Metal-substituted crystals of human carbonic anhydrase II belonging to space group P2(1) with cell dimensions a = 42.7, b = 41.7, c = 73.0 A and beta = 104.6 degrees were analyzed crystallographically. The resolution limit ranged from 1.82 to 1.92 A with high completeness (86.2-90.7%). Cobalt(II)-substituted carbonic anhydrase has a tetrahedral coordination around the metal both at pH 6 and pH 7.8, similar to the native zinc enzyme. In contrast, the catalytically inactive copper(II), nickel(II) and manganese(II) derivatives showed increased coordination number around the metal ion. Whereas the copper is best described as penta-coordinated, the nickel and manganese are best described as hexa-coordinated. The results are briefly compared with spectroscopic observations and our current view on carbonic anhydrase catalysis.
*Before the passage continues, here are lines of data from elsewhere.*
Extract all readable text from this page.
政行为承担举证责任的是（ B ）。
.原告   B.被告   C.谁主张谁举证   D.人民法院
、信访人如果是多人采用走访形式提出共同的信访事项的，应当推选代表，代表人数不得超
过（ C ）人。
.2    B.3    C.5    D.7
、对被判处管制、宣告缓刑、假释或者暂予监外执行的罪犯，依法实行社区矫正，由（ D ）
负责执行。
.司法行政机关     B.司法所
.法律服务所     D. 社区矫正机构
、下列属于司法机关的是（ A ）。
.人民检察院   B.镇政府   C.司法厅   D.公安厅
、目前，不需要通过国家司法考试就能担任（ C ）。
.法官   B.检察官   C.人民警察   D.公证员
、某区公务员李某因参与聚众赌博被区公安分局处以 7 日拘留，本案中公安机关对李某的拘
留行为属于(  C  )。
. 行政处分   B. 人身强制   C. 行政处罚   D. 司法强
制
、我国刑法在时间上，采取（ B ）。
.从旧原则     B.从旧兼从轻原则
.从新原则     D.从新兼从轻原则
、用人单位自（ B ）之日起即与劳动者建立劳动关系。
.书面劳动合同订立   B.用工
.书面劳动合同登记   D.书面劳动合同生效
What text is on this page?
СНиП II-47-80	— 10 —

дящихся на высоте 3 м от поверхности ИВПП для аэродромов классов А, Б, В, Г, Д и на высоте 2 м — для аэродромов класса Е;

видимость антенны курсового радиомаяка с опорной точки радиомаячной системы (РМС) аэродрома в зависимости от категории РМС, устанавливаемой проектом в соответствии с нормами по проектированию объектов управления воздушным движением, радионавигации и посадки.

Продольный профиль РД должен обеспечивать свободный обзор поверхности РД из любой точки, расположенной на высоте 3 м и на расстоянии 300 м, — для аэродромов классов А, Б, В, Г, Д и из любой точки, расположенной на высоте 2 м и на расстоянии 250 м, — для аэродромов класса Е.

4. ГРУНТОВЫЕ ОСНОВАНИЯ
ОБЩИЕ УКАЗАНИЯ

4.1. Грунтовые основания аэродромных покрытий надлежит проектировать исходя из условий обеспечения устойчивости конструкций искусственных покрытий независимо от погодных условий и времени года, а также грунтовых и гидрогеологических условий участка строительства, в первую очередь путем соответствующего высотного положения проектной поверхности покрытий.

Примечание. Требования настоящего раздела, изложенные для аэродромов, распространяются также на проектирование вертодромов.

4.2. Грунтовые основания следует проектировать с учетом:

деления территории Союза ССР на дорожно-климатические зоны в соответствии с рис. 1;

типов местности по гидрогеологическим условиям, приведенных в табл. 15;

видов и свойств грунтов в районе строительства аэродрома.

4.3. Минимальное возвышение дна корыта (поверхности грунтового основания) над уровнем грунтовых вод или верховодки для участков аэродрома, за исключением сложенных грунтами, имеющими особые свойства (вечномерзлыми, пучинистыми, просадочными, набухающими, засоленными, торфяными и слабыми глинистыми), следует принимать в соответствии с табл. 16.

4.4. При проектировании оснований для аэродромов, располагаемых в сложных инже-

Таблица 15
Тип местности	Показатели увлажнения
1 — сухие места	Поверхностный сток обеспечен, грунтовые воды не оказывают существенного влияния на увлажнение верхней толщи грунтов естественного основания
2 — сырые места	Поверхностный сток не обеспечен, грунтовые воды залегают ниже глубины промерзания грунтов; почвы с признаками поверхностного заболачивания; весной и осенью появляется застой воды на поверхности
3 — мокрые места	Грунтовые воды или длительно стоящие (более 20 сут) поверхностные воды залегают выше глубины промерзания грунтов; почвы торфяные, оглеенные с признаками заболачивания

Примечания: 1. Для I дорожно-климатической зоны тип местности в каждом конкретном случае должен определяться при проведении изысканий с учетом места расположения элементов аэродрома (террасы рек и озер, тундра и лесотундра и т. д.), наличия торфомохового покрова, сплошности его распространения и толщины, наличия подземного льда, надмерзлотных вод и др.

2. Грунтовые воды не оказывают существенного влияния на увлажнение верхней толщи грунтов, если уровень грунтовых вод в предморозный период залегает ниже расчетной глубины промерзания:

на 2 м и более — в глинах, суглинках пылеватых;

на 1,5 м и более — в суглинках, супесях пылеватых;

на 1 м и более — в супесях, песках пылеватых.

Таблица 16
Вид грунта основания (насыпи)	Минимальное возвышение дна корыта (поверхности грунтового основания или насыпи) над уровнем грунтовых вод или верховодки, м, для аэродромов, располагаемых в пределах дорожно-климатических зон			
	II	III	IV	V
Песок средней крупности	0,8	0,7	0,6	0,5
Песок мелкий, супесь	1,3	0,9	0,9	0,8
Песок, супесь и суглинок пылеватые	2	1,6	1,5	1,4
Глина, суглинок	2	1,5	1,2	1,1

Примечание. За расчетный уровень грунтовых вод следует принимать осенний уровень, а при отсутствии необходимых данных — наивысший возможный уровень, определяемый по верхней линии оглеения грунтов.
对属于空间群P2(1)、晶胞参数a = 42.7、b = 41.7、c = 73.0 Å且β = 104.6°的人碳酸酐酶II的金属取代晶体进行了晶体学分析。分辨率极限在1.82至1.92 Å之间,完整性较高(86.2 - 90.7%)。钴(II)取代的碳酸酐酶在pH 6和pH 7.8时金属周围均具有四面体配位,类似于天然锌酶。相比之下,催化无活性的铜(II)、镍(II)和锰(II)衍生物在金属离子周围显示出增加的配位数。铜最好描述为五配位,而镍和锰最好描述为六配位。将结果与光谱观察结果以及我们目前对碳酸酐酶催化作用的观点进行了简要比较。